Immer wenn man meint, diesem Film auf die Schliche zu kommen, überrascht Clint Eastwood, der alte Fuchs, seine Zuschauer von neuem. Ein Historienfilm, denkt man zunächst: weil die Farben angegraut und entsättigt sind, weil Angelina Jolie glockenförmige Stummfilmhüte trägt und durch Los Angeles eine Straßenbahn fährt. "Eine wahre Geschichte", heißt es dann auch lapidar auf einer Schrifttafel - nicht "basierend auf" oder "inspiriert von".

(Foto: Foto: dpa)

Mit diesem Anspruch wird "Changeling/Der fremde Sohn" von der unglaublichen Prüfung einer gewissen Christine Collins erzählen, deren Sohn eines Tages im Jahr 1928 spurlos verschwunden war, woraufhin ihr eine korrupte Polizei einen falschen Straßenjungen unterschob und dann versuchte, ihre Proteste durch Einweisung in die Psychiatrie zu ersticken.

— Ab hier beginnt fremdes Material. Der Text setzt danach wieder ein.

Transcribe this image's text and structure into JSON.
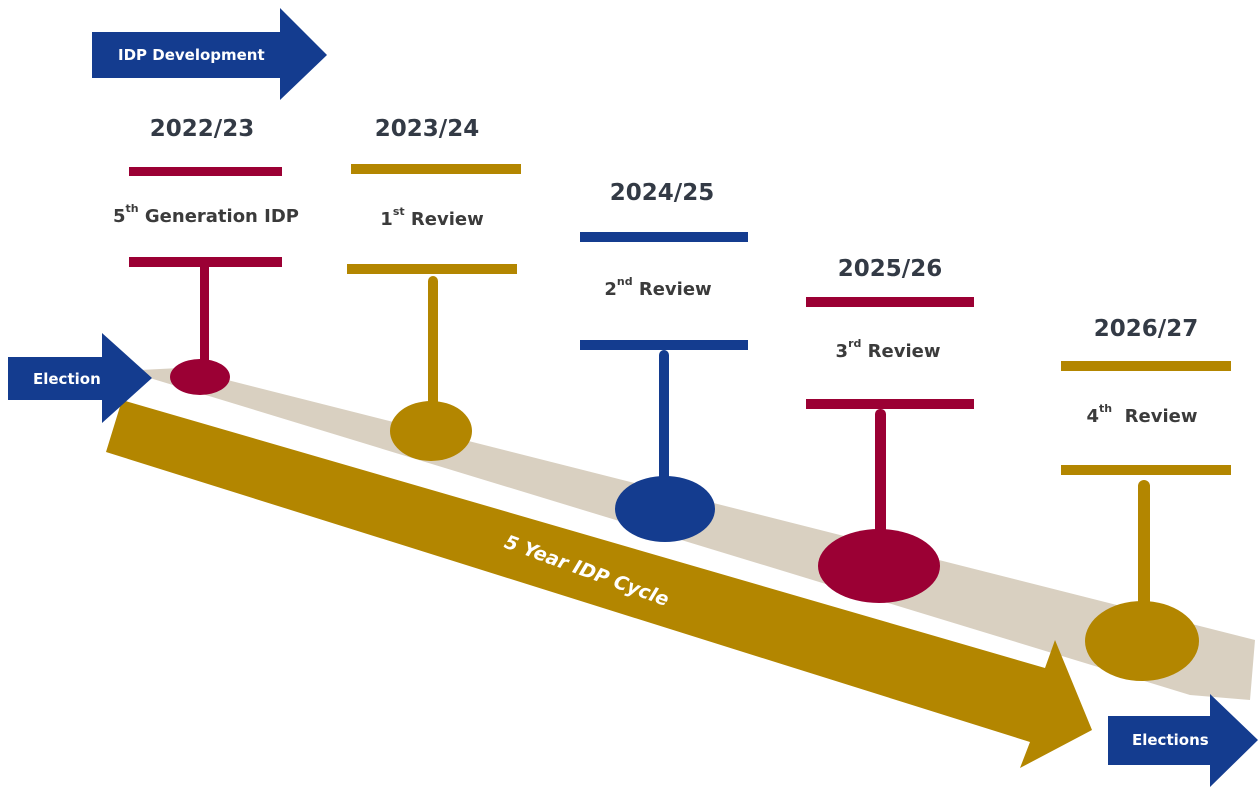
{
  "header_arrow": {
    "label": "IDP Development"
  },
  "start_arrow": {
    "label": "Election"
  },
  "end_arrow": {
    "label": "Elections"
  },
  "cycle_arrow": {
    "label": "5 Year IDP Cycle"
  },
  "stages": [
    {
      "year": "2022/23",
      "ordinal": "5",
      "suffix": "th",
      "text": " Generation IDP",
      "color": "#9b0034"
    },
    {
      "year": "2023/24",
      "ordinal": "1",
      "suffix": "st",
      "text": " Review",
      "color": "#b38600"
    },
    {
      "year": "2024/25",
      "ordinal": "2",
      "suffix": "nd",
      "text": " Review",
      "color": "#143c8f"
    },
    {
      "year": "2025/26",
      "ordinal": "3",
      "suffix": "rd",
      "text": " Review",
      "color": "#9b0034"
    },
    {
      "year": "2026/27",
      "ordinal": "4",
      "suffix": "th",
      "text": "  Review",
      "color": "#b38600"
    }
  ],
  "colors": {
    "navy": "#143c8f",
    "gold": "#b38600",
    "maroon": "#9b0034",
    "timeline_band": "#d9d0c1"
  }
}
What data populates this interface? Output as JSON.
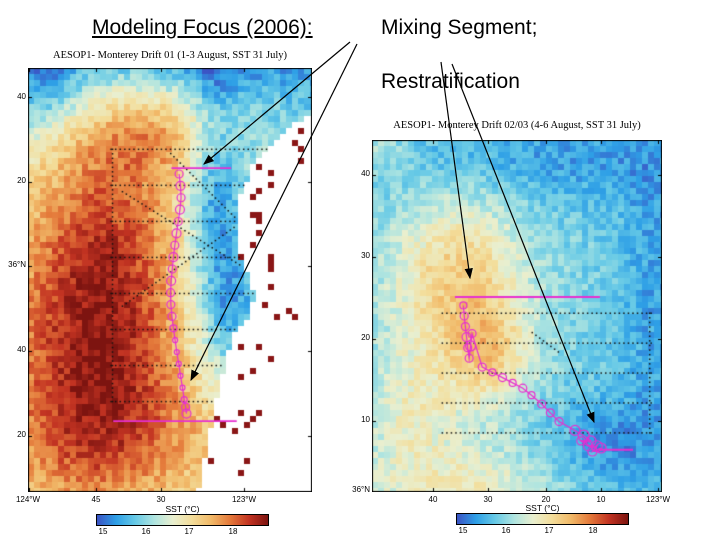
{
  "slide": {
    "title": "Modeling Focus (2006):",
    "subtitle_line1": "Mixing Segment;",
    "subtitle_line2": "Restratification"
  },
  "left_map": {
    "title": "AESOP1- Monterey Drift 01 (1-3 August, SST 31 July)",
    "yticks": [
      "40",
      "20",
      "36°N",
      "40",
      "20"
    ],
    "xticks": [
      "124°W",
      "45",
      "30",
      "123°W"
    ],
    "colorbar": {
      "label": "SST (°C)",
      "ticks": [
        "15",
        "16",
        "17",
        "18"
      ]
    }
  },
  "right_map": {
    "title": "AESOP1- Monterey Drift 02/03 (4-6 August, SST 31 July)",
    "yticks": [
      "40",
      "30",
      "20",
      "10"
    ],
    "corner_label": "36°N",
    "xticks": [
      "40",
      "30",
      "20",
      "10",
      "123°W"
    ],
    "colorbar": {
      "label": "SST (°C)",
      "ticks": [
        "15",
        "16",
        "17",
        "18"
      ]
    }
  },
  "colors": {
    "sst_palette": [
      "#3b53c4",
      "#2e9fe6",
      "#66c9e6",
      "#aee4e0",
      "#e9efcf",
      "#f3dd9a",
      "#f1b968",
      "#e4793a",
      "#c23322",
      "#7d1410"
    ],
    "drift_track": "#e62fd0",
    "survey_dots": "#111111",
    "arrow": "#000000",
    "land": "#ffffff"
  },
  "chart_data": [
    {
      "type": "heatmap",
      "title": "AESOP1- Monterey Drift 01 (1-3 August, SST 31 July)",
      "variable": "SST (°C)",
      "color_range": [
        15,
        18.5
      ],
      "colorbar_ticks": [
        15,
        16,
        17,
        18
      ],
      "x_tick_labels": [
        "124°W",
        "45",
        "30",
        "123°W"
      ],
      "y_tick_labels": [
        "40",
        "20",
        "36°N",
        "40",
        "20"
      ],
      "approx_features": {
        "offshore_warm_core_C": 18.0,
        "coastal_upwelling_band_C": 15.6,
        "northern_cool_water_C": 15.4,
        "warm_tongue_north_C": 17.0
      },
      "overlays": [
        "black dotted ship-survey lines",
        "magenta drifter track with inertial loops (Drift 01)",
        "white land mask (California coast, Monterey Bay)"
      ]
    },
    {
      "type": "heatmap",
      "title": "AESOP1- Monterey Drift 02/03 (4-6 August, SST 31 July)",
      "variable": "SST (°C)",
      "color_range": [
        15,
        18.5
      ],
      "colorbar_ticks": [
        15,
        16,
        17,
        18
      ],
      "x_tick_labels": [
        "40",
        "30",
        "20",
        "10",
        "123°W"
      ],
      "y_tick_labels": [
        "40",
        "30",
        "20",
        "10",
        "36°N"
      ],
      "approx_features": {
        "warm_filament_core_C": 17.2,
        "background_water_C": 15.8
      },
      "overlays": [
        "black dotted ship-survey lines",
        "magenta drifter track with loops (Drift 02/03)"
      ]
    }
  ],
  "annotation_arrows": 4
}
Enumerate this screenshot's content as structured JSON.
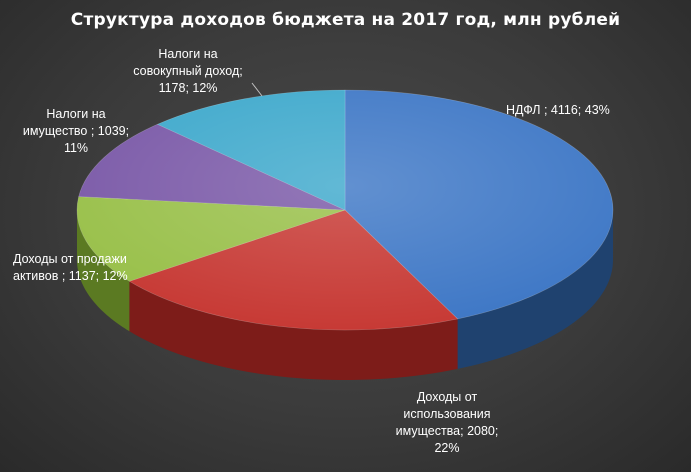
{
  "chart_data": {
    "type": "pie",
    "title": "Структура доходов бюджета на 2017 год, млн рублей",
    "unit": "млн рублей",
    "slices": [
      {
        "label": "НДФЛ",
        "value": 4116,
        "percent": "43%",
        "color": "#3f78c6",
        "side_color": "#1f426f",
        "text": "НДФЛ ; 4116; 43%"
      },
      {
        "label": "Доходы от использования имущества",
        "value": 2080,
        "percent": "22%",
        "color": "#c73a35",
        "side_color": "#7d1c19",
        "text": "Доходы от использования имущества; 2080; 22%"
      },
      {
        "label": "Доходы от продажи активов",
        "value": 1137,
        "percent": "12%",
        "color": "#99c04a",
        "side_color": "#5b7a22",
        "text": "Доходы от продажи активов ; 1137; 12%"
      },
      {
        "label": "Налоги на имущество",
        "value": 1039,
        "percent": "11%",
        "color": "#7b5aa8",
        "side_color": "#4b3470",
        "text": "Налоги на имущество ; 1039; 11%"
      },
      {
        "label": "Налоги на совокупный доход",
        "value": 1178,
        "percent": "12%",
        "color": "#3fa9cc",
        "side_color": "#1f6c86",
        "text": "Налоги на совокупный доход; 1178; 12%"
      }
    ],
    "legend": "none"
  }
}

Aber nein, keineswegs nur historisch - ein moderner Mütterfilm, meint man wenig später zu spüren: Wie sensibel und zugleich gnadenlos hier dem ewigen Schuldbewusstsein der berufstätigen oder auch nur lebenshungrigen Frau nachgespürt wird - da liegt plötzlich sogar der Fall Maddie ganz nah. Christine Collins, eine Tour de Force für Angelina Jolie, hat ihr neunjähriges Kind zu Hause alleingelassen, sie stürzt also wie gehetzt aus der Arbeit, wird aber vom Vorgesetzten aufgehalten, der sie loben und befördern will - ja danke, sagt sie, aber nicht jetzt. So gebremst verpasst sie die Trambahn, kommt aufgelöst in ihrer Straße an - und wie leer und dunkel und tot das Haus in diesem Moment schon daliegt, das bestätigt die schlimmsten Ängste und schnürt ihr die Kehle zu.

Doch Moment: Vielleicht geht es doch eher um einen Monsterfilm? Ein Film wie "Das Omen", mit einem Monster in Kindergestalt, einem Wechselbalg wie aus Märchen und Sagen. Das untergeschobene Kuckuckskind sperrt gierig den Schnabel auf und scheint immun zu sein gegen den Hass seiner Wirtsmutter. "Goodnight, Mommy", sagt es, genauso scheinheilig wie gruselig. Aber auch wieder falsch - denn bald verwandelt sich alles in einen sehr direkten Frauengefängnisfilm à la "Frauen bis aufs Blut gequält" - zumindest für einige Zeit: Wenn nämlich Angelina Jolie in die geschlossenen Abteilung der Psychiatrie eingeliefert wird, erlebt sie das volle Programm der denkbaren Scheußlichkeiten, vom Elektroschock bis zur Durchsuchung aller Körperöffnungen, ausgeführt von einer bösen blonden Aufseherin.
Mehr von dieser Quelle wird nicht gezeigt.